Réforme des retraites : comment va fonctionner le compte pénibilité ?
La loi portant réforme des retraites crée un compte pénibilité à partir du 1er janvier 2015, financé par les entreprises. Le gouvernement prépare le dispositif qui permettra à un salarié sur cinq, voire un sur quatre, de cotiser moins longtemps s’il a été exposé à des tâches pénibles. Comment va fonctionner ce système ?
Le compte de prévention de la pénibilité sera ouvert à tous salariés exposés à un ou plusieurs facteurs de pénibilité, au-delà de certains seuils et quelle que soit l’importance de l’entreprise.
Les facteurs de pénibilité sont déjà prévus par l’article D. 4121-5 du code du travail. Il s’agit :
– des contraintes physiques marquées (postures pénibles, manutentions manuelles de charges, vibrations mécaniques),
– d’un environnement physique agressif (agents chimiques dangereux, températures extrêmes, bruit, milieu hyperbare),
– des rythmes de travail (travail de nuit, posté, répétitif).

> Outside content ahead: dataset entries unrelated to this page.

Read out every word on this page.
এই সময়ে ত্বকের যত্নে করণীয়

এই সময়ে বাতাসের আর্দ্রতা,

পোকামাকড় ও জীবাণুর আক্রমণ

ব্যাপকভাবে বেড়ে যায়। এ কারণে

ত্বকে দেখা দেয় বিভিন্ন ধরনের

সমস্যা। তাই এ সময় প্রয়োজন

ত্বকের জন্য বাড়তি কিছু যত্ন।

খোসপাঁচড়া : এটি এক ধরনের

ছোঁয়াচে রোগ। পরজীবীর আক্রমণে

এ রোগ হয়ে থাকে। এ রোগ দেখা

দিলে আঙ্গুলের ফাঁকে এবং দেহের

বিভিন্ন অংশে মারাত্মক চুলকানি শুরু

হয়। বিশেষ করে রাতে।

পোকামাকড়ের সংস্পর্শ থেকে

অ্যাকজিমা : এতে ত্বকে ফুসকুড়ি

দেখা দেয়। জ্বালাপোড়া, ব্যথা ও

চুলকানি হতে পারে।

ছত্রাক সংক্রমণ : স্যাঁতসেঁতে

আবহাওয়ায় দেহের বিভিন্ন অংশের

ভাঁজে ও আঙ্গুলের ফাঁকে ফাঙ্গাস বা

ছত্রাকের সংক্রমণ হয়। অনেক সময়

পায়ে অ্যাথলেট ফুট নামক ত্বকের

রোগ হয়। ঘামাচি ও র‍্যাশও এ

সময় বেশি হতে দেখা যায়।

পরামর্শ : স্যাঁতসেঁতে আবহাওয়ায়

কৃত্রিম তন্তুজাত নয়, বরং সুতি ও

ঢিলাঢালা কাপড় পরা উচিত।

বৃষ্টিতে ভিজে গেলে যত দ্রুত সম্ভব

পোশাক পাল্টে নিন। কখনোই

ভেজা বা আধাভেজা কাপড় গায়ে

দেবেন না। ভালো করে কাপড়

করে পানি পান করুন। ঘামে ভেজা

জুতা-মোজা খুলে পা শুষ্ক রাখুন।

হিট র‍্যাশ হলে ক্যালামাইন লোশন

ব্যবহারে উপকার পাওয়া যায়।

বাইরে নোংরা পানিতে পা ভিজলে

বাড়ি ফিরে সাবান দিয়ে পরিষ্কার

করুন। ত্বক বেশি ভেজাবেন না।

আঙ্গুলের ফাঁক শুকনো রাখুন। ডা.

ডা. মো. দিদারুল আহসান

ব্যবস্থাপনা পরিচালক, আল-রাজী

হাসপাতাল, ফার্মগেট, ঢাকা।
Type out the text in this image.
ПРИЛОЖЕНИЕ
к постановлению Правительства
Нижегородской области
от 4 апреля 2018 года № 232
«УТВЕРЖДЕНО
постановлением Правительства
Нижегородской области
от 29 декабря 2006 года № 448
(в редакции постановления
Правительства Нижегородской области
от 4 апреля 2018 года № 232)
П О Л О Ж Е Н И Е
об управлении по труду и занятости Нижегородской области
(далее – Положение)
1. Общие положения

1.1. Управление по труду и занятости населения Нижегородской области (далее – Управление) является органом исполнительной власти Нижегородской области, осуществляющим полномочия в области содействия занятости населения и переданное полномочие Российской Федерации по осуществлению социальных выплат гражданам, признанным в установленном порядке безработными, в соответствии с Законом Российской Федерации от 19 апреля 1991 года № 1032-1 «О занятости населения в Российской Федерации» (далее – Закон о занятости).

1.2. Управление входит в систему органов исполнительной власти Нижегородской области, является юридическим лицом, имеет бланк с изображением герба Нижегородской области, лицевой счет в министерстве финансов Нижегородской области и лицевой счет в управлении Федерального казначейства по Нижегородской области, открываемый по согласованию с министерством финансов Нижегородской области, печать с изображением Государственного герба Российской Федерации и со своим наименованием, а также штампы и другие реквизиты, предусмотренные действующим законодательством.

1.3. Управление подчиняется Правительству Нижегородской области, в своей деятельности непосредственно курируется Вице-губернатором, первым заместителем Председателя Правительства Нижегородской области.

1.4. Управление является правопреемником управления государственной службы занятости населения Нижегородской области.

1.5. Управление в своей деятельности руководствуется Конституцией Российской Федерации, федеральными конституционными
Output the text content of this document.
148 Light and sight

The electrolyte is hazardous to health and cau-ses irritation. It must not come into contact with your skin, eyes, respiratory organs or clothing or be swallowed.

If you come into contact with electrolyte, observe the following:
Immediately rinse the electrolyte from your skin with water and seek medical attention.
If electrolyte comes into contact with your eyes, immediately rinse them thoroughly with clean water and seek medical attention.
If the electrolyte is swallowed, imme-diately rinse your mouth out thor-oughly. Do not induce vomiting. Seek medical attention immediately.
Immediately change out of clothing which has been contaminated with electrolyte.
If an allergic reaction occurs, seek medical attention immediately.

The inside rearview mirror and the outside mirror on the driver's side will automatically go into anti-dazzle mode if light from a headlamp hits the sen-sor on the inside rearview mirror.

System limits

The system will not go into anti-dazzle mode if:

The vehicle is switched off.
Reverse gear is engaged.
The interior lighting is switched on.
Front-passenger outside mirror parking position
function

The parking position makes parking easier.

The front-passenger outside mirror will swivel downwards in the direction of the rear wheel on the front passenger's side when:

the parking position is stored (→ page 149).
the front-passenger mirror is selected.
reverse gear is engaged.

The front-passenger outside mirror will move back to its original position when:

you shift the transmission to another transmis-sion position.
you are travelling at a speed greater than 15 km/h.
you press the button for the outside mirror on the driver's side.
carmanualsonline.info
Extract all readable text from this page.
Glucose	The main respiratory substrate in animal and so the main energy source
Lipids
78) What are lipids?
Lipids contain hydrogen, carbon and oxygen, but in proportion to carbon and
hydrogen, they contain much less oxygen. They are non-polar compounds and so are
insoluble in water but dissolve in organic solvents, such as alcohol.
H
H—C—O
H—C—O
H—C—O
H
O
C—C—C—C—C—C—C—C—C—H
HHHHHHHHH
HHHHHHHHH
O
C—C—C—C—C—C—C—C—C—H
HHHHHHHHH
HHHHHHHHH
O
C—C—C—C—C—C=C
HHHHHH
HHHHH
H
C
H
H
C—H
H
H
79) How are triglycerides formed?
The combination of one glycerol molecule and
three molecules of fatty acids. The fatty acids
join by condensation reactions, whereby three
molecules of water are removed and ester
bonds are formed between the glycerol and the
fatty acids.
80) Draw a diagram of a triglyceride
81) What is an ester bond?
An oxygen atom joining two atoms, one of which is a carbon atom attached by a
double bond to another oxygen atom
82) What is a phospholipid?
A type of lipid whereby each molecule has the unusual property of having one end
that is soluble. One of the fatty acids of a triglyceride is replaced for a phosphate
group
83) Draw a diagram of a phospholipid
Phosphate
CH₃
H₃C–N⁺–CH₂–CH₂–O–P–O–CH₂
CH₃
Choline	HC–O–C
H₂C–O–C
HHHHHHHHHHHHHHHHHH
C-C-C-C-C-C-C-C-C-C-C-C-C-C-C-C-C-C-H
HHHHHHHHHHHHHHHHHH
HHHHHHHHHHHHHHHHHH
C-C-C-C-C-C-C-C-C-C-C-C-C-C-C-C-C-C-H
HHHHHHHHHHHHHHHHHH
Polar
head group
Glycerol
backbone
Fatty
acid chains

Les partenaires sociaux ont ainsi défini dix risques professionnels pour la prise en compte de la pénibilité au travail. On rappellera sur ce point que la loi n° 2010- 1330 du 9 novembre 2010 portant réforme des retraites a rendu obligatoire la rédaction et la mise à jour de fiches pénibilité pour les travailleurs exposés à des facteurs de risque. Et cette disposition est applicable pour toutes les entreprises, quel que soit l’effectif, depuis le 1er février 2012 (modèle de fiche publié au JO du 31 janvier 2012).
Attention ! Ces fiches ne seront obligatoires qu’en cas d’exposition à des facteurs de risques professionnels, au-delà de seuils d’exposition, après application des mesures de protection collective et individuelle, définis par décret. Les points crédités au compte personnel de prévention de la pénibilité seront attribués, sur le fondement de la fiche pénibilité, par la Carsat (Caisse d’assurance retraite et de la santé au travail). La fiche pénibilité sera transmise chaque année par l’employeur à l’organisme. Une copie sera également donnée au salarié.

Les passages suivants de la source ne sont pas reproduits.